Can I run a Docker container with CUDA 10 when host has CUDA 9?

JLuxton picture JLuxton · Jul 13, 2019 · Viewed 7.6k times · Source

Im deploying an application in a docker container that requires CUDA 10. This is necessary to run some of the underlying pytorch functionality that the application uses.

However, the host server is running docker ce 17, Nvidia-docker v 1.0 with CUDA version 9, and I will not be able to upgrade the host.

I’m under the impression that I’m handcuffed to the v1 nvidia docker runtime and CUDA version available on the host.

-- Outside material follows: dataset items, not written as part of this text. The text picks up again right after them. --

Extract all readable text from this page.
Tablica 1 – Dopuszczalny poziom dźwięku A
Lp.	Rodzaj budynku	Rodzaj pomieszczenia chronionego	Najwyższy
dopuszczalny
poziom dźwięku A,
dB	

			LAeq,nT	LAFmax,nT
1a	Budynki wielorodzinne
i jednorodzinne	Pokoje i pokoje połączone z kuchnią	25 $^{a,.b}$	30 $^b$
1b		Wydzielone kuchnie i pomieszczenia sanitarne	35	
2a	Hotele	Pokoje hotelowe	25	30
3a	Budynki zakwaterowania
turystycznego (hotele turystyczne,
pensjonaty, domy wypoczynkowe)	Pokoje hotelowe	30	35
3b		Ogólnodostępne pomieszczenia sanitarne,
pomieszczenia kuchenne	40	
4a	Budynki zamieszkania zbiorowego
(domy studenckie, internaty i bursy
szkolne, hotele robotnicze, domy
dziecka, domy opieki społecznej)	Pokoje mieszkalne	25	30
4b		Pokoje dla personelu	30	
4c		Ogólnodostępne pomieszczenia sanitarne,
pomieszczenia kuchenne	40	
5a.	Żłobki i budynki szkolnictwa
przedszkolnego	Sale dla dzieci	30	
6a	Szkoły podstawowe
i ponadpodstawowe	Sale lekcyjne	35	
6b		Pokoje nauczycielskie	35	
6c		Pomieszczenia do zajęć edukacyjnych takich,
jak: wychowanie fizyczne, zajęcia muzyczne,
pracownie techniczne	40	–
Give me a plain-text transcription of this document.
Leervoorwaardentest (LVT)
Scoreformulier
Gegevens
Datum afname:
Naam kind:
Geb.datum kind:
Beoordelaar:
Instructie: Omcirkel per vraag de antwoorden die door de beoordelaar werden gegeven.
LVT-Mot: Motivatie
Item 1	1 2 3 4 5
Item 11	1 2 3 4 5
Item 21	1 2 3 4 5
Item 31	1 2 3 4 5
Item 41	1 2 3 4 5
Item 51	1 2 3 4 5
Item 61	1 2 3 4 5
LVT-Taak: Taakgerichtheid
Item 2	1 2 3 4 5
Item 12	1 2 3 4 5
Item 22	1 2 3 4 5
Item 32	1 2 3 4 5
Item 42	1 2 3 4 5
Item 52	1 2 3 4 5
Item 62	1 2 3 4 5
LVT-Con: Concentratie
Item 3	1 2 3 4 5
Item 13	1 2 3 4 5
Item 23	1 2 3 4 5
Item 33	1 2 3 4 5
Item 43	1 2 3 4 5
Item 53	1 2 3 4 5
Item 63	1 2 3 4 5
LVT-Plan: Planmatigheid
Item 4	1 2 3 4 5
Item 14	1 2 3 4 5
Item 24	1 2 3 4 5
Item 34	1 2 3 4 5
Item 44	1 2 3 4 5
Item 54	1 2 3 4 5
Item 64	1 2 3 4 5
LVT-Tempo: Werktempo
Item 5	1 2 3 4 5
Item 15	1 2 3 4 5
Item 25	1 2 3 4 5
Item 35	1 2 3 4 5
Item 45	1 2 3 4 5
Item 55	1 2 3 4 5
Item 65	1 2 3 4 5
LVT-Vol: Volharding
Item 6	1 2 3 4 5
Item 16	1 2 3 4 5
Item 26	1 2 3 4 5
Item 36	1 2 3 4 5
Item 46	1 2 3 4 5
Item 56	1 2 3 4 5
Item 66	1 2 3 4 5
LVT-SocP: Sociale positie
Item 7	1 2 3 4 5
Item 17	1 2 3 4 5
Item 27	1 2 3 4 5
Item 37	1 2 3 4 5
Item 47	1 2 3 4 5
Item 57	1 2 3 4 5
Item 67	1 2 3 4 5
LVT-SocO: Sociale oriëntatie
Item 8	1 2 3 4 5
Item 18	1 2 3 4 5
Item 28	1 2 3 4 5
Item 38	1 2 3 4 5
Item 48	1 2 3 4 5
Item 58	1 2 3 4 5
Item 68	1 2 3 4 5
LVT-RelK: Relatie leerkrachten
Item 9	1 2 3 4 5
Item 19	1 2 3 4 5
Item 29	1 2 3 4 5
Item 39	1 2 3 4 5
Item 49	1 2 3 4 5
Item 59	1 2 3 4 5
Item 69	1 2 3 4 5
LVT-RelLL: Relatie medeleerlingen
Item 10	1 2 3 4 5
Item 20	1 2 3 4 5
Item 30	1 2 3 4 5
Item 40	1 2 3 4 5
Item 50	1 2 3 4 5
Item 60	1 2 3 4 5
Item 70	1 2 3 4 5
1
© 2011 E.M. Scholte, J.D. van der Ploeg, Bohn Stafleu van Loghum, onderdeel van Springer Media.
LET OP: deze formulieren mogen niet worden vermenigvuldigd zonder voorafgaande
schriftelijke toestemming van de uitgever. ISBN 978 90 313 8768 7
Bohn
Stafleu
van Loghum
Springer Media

Is there a way to run CUDA 10 on the container so I can leverage the functionality of this toolkit?

Answer

Robert Crovella picture Robert Crovella · Jul 14, 2019

In the general case, any specific CUDA version will require a minimum GPU driver version. That is covered in places like here and here (table 1). So to use CUDA 9.0 you would need at least a GPU driver version that supports CUDA 9.0, such as a R384 driver. To use CUDA 10.0 you would need at least a GPU driver version that supports CUDA 10.0, such as a R410 driver.

The usage of containers doesn't fundamentally change this. If you want to use a container that has CUDA 10 code in it, your base machine needs a driver that supports CUDA 10.

NVIDIA did start publishing compatibility libraries that allow modifications to the above statements. These compatibility libraries are available but not installed by default with a CUDA toolkit install. These compatibility libraries only work in certain cases, and they have certain requirements to be usable. The compatibility libraries are documented here.

One of the specific requirements for use of these compatibility libraries is that the GPU(s) in use must be Tesla-brand GPUs. GeForce, Quadro, Jetson, and Titan family GPUs are not supported by these compatibility libraries.

Furthermore, the libraries only work with certain combination of CUDA toolkit versions, and GPU driver versions installed on the base machine. This "compatibility matrix" is documented here (Table 3). Only the specific combinations of CUDA toolkit versions with installed driver versions will be usable for compatibility. To pick one example, if you wish to use CUDA 10.0, and your base machine has a Tesla GPU with a R396 driver installed, there is no compatibility support. In the same setup, however, if you wish to use CUDA 10.1, there is compatibility support for that.

If you have satisfied the requirements for compatibility usage, then the remaining step would be to install the compatibility libraries (or build your container from a base container that has the compatibility libraries already installed).

For a package manager CUDA install method, the method to install the compatibility libraries is simple (example on Ubuntu, installing the CUDA 10.1 compatibility to match CUDA 10.1 toolkit install):

sudo apt-get install cuda-compat-10.1

Make sure to match the version to the CUDA toolkit version that you are using (that you installed with the package manager method, or that was already installed in your container).

This compatibility "path" only began in the CUDA 9.0 timeframe. Systems that are equipped with drivers that predate CUDA 9.0 will not be usable in any way for this compatibility path. There are also various functional limitations and restrictions, which are covered in the documentation.

When this "compatibility path" is correctly installed and in use, the overall system configuration can "appear" to be violating the rules indicated at the top of this answer. For example a CUDA 10.1 application could possibly be running on a machine that had only a R396 driver installed.

For the specific question in view here, OP eventually indicated that the base machine had a Quadro GPU, so this "compatibility path" does not apply, and the only way to run e.g. a CUDA 10.0 container would be if a CUDA 10.0-capable driver is installed in the base machine, e.g. R410 or later driver.